Speaking to the BBC's Newsnight, Dr Rowan Williams raised
concerns about the gap between rich and poor and the lack of cultural
cohesion in the UK.
Dr Williams is stepping down as head of the Anglican Communion in December.
"There have been moments in the last decade and more when, perhaps, we might have been able to take a different line," he said.
He was referring to the way the British think and feel as a
society and told Newsnight's Stephen Smith that British society had "put
up the shutters" and retreated into "corporate paranoia" in the wake of
terrorist threats.
A culture has developed, he said, in which people are fearful
of those above and below on the social ladder and are becoming
"fist-clenching, anxious, not generous".
Dr Williams said a "sense of hopelessness" had developed at the bottom levels of society.
"The gulf between the top and the bottom of the economic
ladder has grown and is growing, that's not something we really
tackled."
Anxiety of wealth
The interview was recorded as part of a BBC Newsnight film
about the lessons modern Britain can learn from the works of Charles
Dickens.
The central message of Dickens, he said, was that you have to let go of the anxiety that comes from the acquisition of wealth.

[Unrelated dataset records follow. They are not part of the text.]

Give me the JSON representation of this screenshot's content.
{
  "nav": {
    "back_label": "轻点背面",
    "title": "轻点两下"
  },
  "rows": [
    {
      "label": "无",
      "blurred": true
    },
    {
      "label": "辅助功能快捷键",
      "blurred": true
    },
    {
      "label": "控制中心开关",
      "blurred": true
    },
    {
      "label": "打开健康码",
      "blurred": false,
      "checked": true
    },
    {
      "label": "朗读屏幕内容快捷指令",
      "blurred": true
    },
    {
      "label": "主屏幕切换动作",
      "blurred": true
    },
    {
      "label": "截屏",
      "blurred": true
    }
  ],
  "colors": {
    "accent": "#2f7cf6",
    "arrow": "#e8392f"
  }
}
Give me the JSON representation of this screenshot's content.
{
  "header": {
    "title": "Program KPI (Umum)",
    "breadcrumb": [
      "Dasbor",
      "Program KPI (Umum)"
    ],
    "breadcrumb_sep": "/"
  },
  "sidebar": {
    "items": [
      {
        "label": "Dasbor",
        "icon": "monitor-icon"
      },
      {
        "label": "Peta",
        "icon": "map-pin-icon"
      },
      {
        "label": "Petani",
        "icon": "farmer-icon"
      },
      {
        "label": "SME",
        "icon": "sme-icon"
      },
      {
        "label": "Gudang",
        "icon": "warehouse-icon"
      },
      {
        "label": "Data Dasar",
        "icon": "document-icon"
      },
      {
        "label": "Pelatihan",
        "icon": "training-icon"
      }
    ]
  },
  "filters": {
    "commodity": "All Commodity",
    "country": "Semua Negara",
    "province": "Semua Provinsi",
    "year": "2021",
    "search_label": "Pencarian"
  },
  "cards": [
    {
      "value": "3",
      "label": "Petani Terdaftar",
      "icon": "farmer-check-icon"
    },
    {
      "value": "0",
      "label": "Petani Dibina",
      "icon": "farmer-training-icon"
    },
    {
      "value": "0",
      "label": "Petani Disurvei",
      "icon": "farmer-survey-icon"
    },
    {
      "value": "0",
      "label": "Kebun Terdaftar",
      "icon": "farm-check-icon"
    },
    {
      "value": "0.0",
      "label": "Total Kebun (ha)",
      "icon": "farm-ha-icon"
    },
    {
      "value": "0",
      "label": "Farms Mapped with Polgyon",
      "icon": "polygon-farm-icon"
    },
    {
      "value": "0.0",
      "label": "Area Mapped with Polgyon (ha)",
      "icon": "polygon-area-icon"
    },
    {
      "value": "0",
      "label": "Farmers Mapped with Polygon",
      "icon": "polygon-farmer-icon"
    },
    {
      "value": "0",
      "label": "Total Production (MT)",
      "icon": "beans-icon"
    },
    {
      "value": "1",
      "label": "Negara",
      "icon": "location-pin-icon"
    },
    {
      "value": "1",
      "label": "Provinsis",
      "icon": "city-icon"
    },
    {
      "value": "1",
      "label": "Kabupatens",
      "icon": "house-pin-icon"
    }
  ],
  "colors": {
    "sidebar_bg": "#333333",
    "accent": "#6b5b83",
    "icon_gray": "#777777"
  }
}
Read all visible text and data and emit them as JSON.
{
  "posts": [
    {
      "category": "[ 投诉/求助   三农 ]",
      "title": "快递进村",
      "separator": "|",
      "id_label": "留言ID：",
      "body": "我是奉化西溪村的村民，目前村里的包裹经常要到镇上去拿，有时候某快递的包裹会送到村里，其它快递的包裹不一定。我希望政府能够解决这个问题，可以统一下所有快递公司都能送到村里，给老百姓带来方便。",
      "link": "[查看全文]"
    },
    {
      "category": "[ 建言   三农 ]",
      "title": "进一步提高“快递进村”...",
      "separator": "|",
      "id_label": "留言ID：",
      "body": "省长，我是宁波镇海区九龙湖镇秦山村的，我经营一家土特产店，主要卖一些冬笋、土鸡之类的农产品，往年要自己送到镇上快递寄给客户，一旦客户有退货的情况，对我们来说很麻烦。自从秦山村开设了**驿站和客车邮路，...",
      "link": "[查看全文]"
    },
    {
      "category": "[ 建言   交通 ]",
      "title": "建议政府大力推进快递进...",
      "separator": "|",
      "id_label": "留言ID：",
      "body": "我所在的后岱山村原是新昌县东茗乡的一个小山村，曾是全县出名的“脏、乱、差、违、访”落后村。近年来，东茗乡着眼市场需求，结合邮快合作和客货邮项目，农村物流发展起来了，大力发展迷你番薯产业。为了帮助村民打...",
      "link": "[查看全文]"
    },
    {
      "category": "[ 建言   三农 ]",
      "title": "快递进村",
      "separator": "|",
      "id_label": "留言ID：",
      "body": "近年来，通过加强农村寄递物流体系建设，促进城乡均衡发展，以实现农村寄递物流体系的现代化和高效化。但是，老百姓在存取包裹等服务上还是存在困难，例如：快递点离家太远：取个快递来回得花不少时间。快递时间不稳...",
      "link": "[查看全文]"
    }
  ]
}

"You have to grow through generosity - that is, I think, the
Dickens lesson that I would want to see etched in granite across the
life of this country," said Dr Williams.
He said another lesson we could learn from Dickens was that
the education system should teach people to use their imagination and
emotions, rather than turning education into a "sausage machine" or
"letting the box-ticking mentality take over."
"Without imagination you won't get people to understand that they're part of something bigger than themselves.
"The more you go down a narrowly utilitarian model of
education, where you're just thinking about outcomes and ultimate
profits and educating people for skills in the economy, the more you
think like that, the less you actually equip people to belong, to work
together, to have solidarity and vision for themselves as a group."
Dr Williams went on to say that it was too early to be cynical about Prime Minister David Cameron's idea of the Big Society.
"It contains within itself the hugely important sense of
investing your value, your worth in the value, worth, happiness of your
immediate community - so it's about building community, about getting
beyond the bounds of selfishness and about taking local
responsibilities."
Dr Williams said the misfortune was that this ideal came
along at the same time as the economic crisis hit the UK and resources
have since drained away.
Referring back to Charles Dickens and the writer's valuation
of the "hard-working local doctor, imaginative teacher and nurse", Dr
Williams argued that we do not value these professions enough and this
attitude has not changed over the last 10 years.